I'm seriously asking because I don't know.

The reason I have to ask is that I have kids. So if the wild urge to color a picture comes upon me suddenly, I grab the closest coloring book I can find, which is probably filled with Big Bird or Bubble Guppies, try to hunt down a few unbroken crayons, and go to town. I can create beautiful pictures of fictional fish, life sized muppet friends, and awesome firetrucks. Then I will write my name at the bottom and hang it on the fridge. (Ha! Kidding. I'd write one of the kids names on it since it would probably be half-assed and half finished. I'm not claiming that Picasso.)

Maybe I don't understand this hip new phase because my downtime hobbies are reading or watching tv or maybe playing a brain building game on my phone. (By brain building I mean completely brainless, absolutely addictive farming/jewel/word game.) You know, adult hobbies. Yeah, I know, I'm probably going to get some serious scowls and complaints from the adult coloring world, but I just don't get it. Do these people know about Netflix? iPods? Libraries?

As if this whole thing wasn't disturbing enough, I was casually perusing my Face Book wall the other day and I happened to stumble across this:

Instead of paint swatches, you just need Crayola's box of 96!
(Actually, it wasn't this same exact thing but it's similar enough that you get the idea.)

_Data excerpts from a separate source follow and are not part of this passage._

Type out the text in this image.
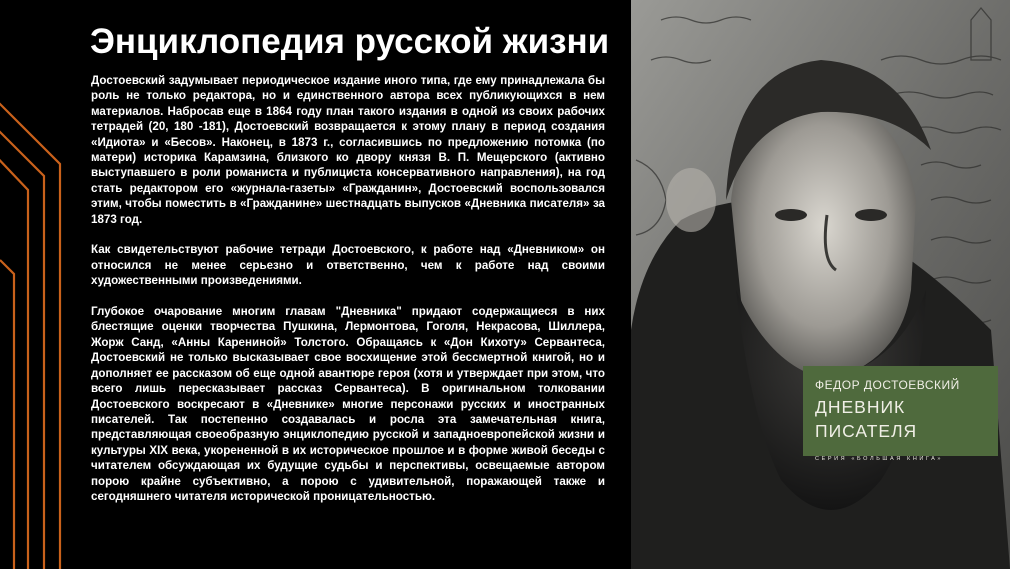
Энциклопедия русской жизни

Достоевский задумывает периодическое издание иного типа, где ему принадлежала бы роль не только редактора, но и единственного автора всех публикующихся в нем материалов. Набросав еще в 1864 году план такого издания в одной из своих рабочих тетрадей (20, 180 -181), Достоевский возвращается к этому плану в период создания «Идиота» и «Бесов». Наконец, в 1873 г., согласившись по предложению потомка (по матери) историка Карамзина, близкого ко двору князя В. П. Мещерского (активно выступавшего в роли романиста и публициста консервативного направления), на год стать редактором его «журнала-газеты» «Гражданин», Достоевский воспользовался этим, чтобы поместить в «Гражданине» шестнадцать выпусков «Дневника писателя» за 1873 год.

Как свидетельствуют рабочие тетради Достоевского, к работе над «Дневником» он относился не менее серьезно и ответственно, чем к работе над своими художественными произведениями.

Глубокое очарование многим главам "Дневника" придают содержащиеся в них блестящие оценки творчества Пушкина, Лермонтова, Гоголя, Некрасова, Шиллера, Жорж Санд, «Анны Карениной» Толстого. Обращаясь к «Дон Кихоту» Сервантеса, Достоевский не только высказывает свое восхищение этой бессмертной книгой, но и дополняет ее рассказом об еще одной авантюре героя (хотя и утверждает при этом, что всего лишь пересказывает рассказ Сервантеса). В оригинальном толковании Достоевского воскресают в «Дневнике» многие персонажи русских и иностранных писателей. Так постепенно создавалась и росла эта замечательная книга, представляющая своеобразную энциклопедию русской и западноевропейской жизни и культуры XIX века, укорененной в их историческое прошлое и в форме живой беседы с читателем обсуждающая их будущие судьбы и перспективы, освещаемые автором порою крайне субъективно, а порою с удивительной, поражающей также и сегодняшнего читателя исторической проницательностью.

ФЕДОР ДОСТОЕВСКИЙ
ДНЕВНИК ПИСАТЕЛЯ
СЕРИЯ «БОЛЬШАЯ КНИГА»
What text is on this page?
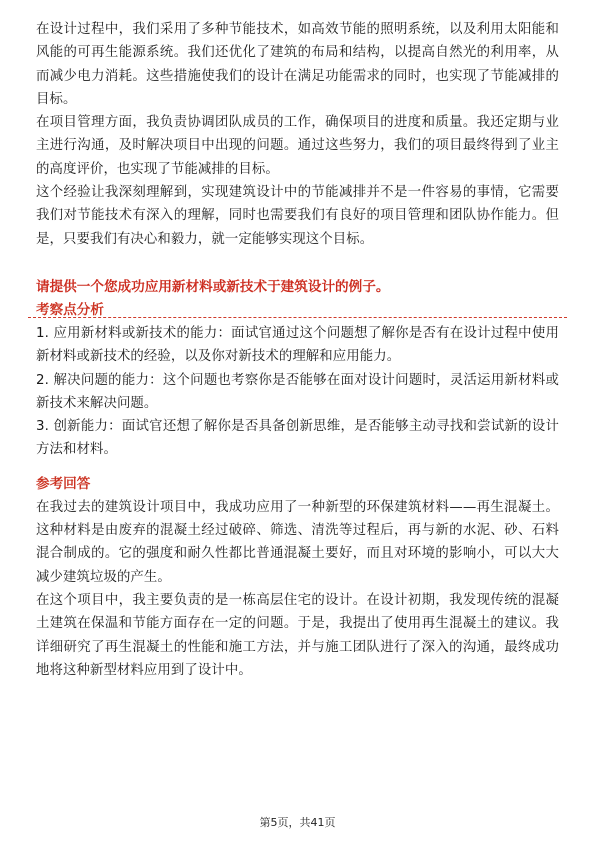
在设计过程中，我们采用了多种节能技术，如高效节能的照明系统，以及利用太阳能和风能的可再生能源系统。我们还优化了建筑的布局和结构，以提高自然光的利用率，从而减少电力消耗。这些措施使我们的设计在满足功能需求的同时，也实现了节能减排的目标。

在项目管理方面，我负责协调团队成员的工作，确保项目的进度和质量。我还定期与业主进行沟通，及时解决项目中出现的问题。通过这些努力，我们的项目最终得到了业主的高度评价，也实现了节能减排的目标。

这个经验让我深刻理解到，实现建筑设计中的节能减排并不是一件容易的事情，它需要我们对节能技术有深入的理解，同时也需要我们有良好的项目管理和团队协作能力。但是，只要我们有决心和毅力，就一定能够实现这个目标。

请提供一个您成功应用新材料或新技术于建筑设计的例子。

考察点分析

1. 应用新材料或新技术的能力：面试官通过这个问题想了解你是否有在设计过程中使用新材料或新技术的经验，以及你对新技术的理解和应用能力。

2. 解决问题的能力：这个问题也考察你是否能够在面对设计问题时，灵活运用新材料或新技术来解决问题。

3. 创新能力：面试官还想了解你是否具备创新思维，是否能够主动寻找和尝试新的设计方法和材料。

参考回答

在我过去的建筑设计项目中，我成功应用了一种新型的环保建筑材料——再生混凝土。这种材料是由废弃的混凝土经过破碎、筛选、清洗等过程后，再与新的水泥、砂、石料混合制成的。它的强度和耐久性都比普通混凝土要好，而且对环境的影响小，可以大大减少建筑垃圾的产生。

在这个项目中，我主要负责的是一栋高层住宅的设计。在设计初期，我发现传统的混凝土建筑在保温和节能方面存在一定的问题。于是，我提出了使用再生混凝土的建议。我详细研究了再生混凝土的性能和施工方法，并与施工团队进行了深入的沟通，最终成功地将这种新型材料应用到了设计中。

第5页，共41页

What's this, you may ask? It's adult coloring wallpaper. Yes, you read that right. It's walls that you can color on. You know, the same thing you just yelled at little Amy for doing the other day? Generations of parents have taught their kids to color on paper and NOT the walls, only to grow a generation that creates wall to draw on.

Call me lazy, but I like my wallpaper already colored on. By professional designer type people. Ok, that's actually a total lie, I don't like wallpaper at all. But if I did get a rare form of amnesia that made me forget prior decorating preferences and I all of a sudden had a hankering for some wallpaper to be put up in my house, it wouldn't be the kind I had to color. I'd probably look through a sample book of swatches with pretty colors, designs, and textures that people (who were paid to do this job) came up with from their super creative, totally not sleep deprived or brain dead from too many episodes of Sponge Bob brains. Then I'd probably have to pay someone to come put it up in my house because how the hell can I get that on straight and not look like a drunken monkey did it?

Hopefully I don't develop that rare form of amnesia.

So if you're looking for an awesome new hobby, take up sky diving. Kidding. That sounds dangerous. Pick up an adult coloring book. I don't know where you'd buy them. But someone should know. And get some new crayons. It's hard to color inside the lines with those broken ones.